Ja, je moet op lokaal niveau de functies gaan invullen die we met elkaar afspreken in de wet. Hoe dat precies gedaan wordt, is uiteraard afhankelijk van de gemeente. Het is afhankelijk van bijvoorbeeld de opbouw van de bevolking en de grootte van de gemeente, dat wil zeggen of er veel dorpen zijn, kleine of grote dorpen of steden of gehuchten: hoe ga je daarmee om? Dat is allemaal maatwerk dat door de gemeente wordt ingevuld en dat juist heel goed in dit wetsvoorstel is neergelegd.

Mevrouw Dik-Faber (ChristenUnie):

Ik ben blij dat ik het woord "maatwerk" heb gehoord. Ik denk dat dit heel cruciaal is en dat dit zich niet goed verhoudt tot de wens van de fractie van 50 PLUS om te gaan werken met harde criteria, zoals afstand. Mijn amendement gaat over een nabijheidscriterium, dus een wat zachtere waarde, waarbij gemeenteraden zich rekenschap moeten geven van de nabijheid van voorzieningen. Ik nodig de fractie van 50PLUS van harte uit om dit amendement te steunen.

De voorzitter:

Ik hoor geen vraag, dus ik wil suggereren dat mijnheer Klein zijn betoog hervat.

De heer Klein (50PLUS):

Ter correctie wil ik nog opmerken dat in mijn amendement helemaal niks staat over afstanden, kilometers of wat dan ook.

De voorzitter:

Dat had u al gezegd.

De heer Klein (50PLUS):

Wij kijken alleen naar inwoners. Daar gaat het om, want wij doen dit voor de mensen.

De voorzitter:

U hervat uw betoog.

De heer Klein (50PLUS):

Ik moet even kijken waar ik gebleven ben.

Wat vervolgens heel belangrijk is, is de financiering.

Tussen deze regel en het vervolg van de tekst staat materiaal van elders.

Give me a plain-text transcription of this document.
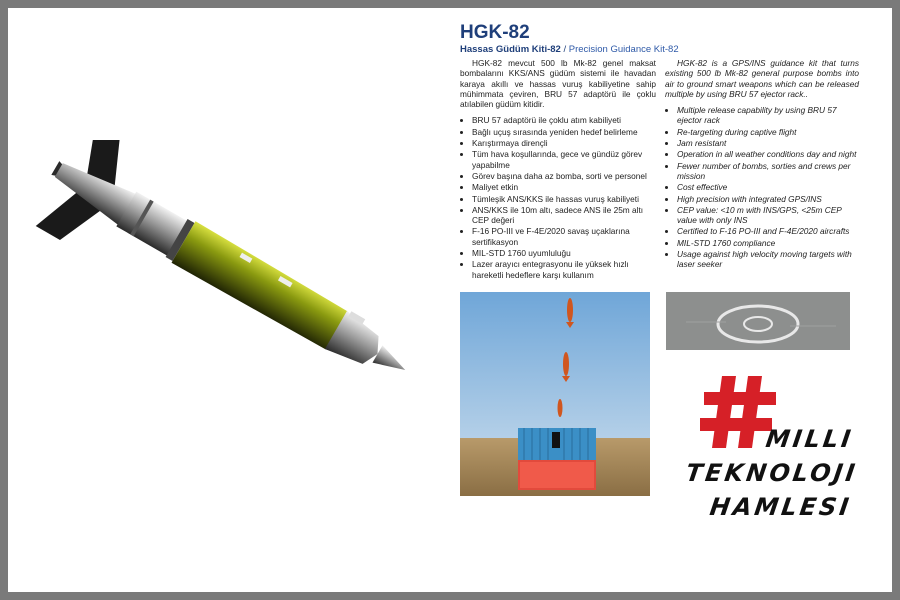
HGK-82
Hassas Güdüm Kiti-82 / Precision Guidance Kit-82

HGK-82 mevcut 500 lb Mk-82 genel maksat bombalarını KKS/ANS güdüm sistemi ile havadan karaya akıllı ve hassas vuruş kabiliyetine sahip mühimmata çeviren, BRU 57 adaptörü ile çoklu atılabilen güdüm kitidir.

• BRU 57 adaptörü ile çoklu atım kabiliyeti
• Bağlı uçuş sırasında yeniden hedef belirleme
• Karıştırmaya dirençli
• Tüm hava koşullarında, gece ve gündüz görev yapabilme
• Görev başına daha az bomba, sorti ve personel
• Maliyet etkin
• Tümleşik ANS/KKS ile hassas vuruş kabiliyeti
• ANS/KKS ile 10m altı, sadece ANS ile 25m altı CEP değeri
• F-16 PO-III ve F-4E/2020 savaş uçaklarına sertifikasyon
• MIL-STD 1760 uyumluluğu
• Lazer arayıcı entegrasyonu ile yüksek hızlı hareketli hedeflere karşı kullanım

HGK-82 is a GPS/INS guidance kit that turns existing 500 lb Mk-82 general purpose bombs into air to ground smart weapons which can be released multiple by using BRU 57 ejector rack..

• Multiple release capability by using BRU 57 ejector rack
• Re-targeting during captive flight
• Jam resistant
• Operation in all weather conditions day and night
• Fewer number of bombs, sorties and crews per mission
• Cost effective
• High precision with integrated GPS/INS
• CEP value: <10 m with INS/GPS, <25m CEP value with only INS
• Certified to F-16 PO-III and F-4E/2020 aircrafts
• MIL-STD 1760 compliance
• Usage against high velocity moving targets with laser seeker
MILLI
TEKNOLOJI
HAMLESI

De lokale bibliotheek zal door de gemeente worden gefinancierd. Het is een decentrale verantwoordelijkheid om naar de lokale situatie en naar de bevolkingsopbouw een lokale bibliotheekvoorziening te realiseren en in stand te houden. Van de andere kant bepalen wij natuurlijk wel bepaalde functies. Hoe gaan wij dat nu doen? Wat ons betreft is dan toch heel nadrukkelijk de situatie: wie bepaalt moet ook betalen. Dat betekent dat wij vanuit de rijksoverheid extra ondersteuning aan de gemeenten willen geven om de verschillende functies te kunnen invullen, zeker ook omdat de wet daartoe extra ruimte geeft in artikel 21, middels een regeling om in bijzondere gevallen subsidie te verstrekken. In diverse gemeenten ontstaan bijzondere omstandigheden doordat men openbare voorzieningen op verschillende manieren moet realiseren, dicht bij de mensen. Met deze regeling is een goede basis gelegd om die functies ook daadwerkelijk te kunnen invullen. De gemeente moet vervolgens een beroep op deze regeling kunnen doen om de bijzondere uitgaven voor het realiseren van dit netwerk aan lokale openbarebibliotheekvoorzieningen te kunnen bekostigen. Kan de minister inzicht geven in de reikwijdte van de regeling en deelt zij onze opvatting dat ook gemeenten een beroep op deze regeling moeten kunnen doen?

De algemene beraadslaging wordt geschorst.

De voorzitter:

Daarmee zijn wij gekomen aan het einde van de beraadslaging in eerste termijn van de kant van de Kamer. Het vervolg wordt op korte termijn gepland.

De vergadering wordt van 17.09 uur tot 17.14 uur geschorst.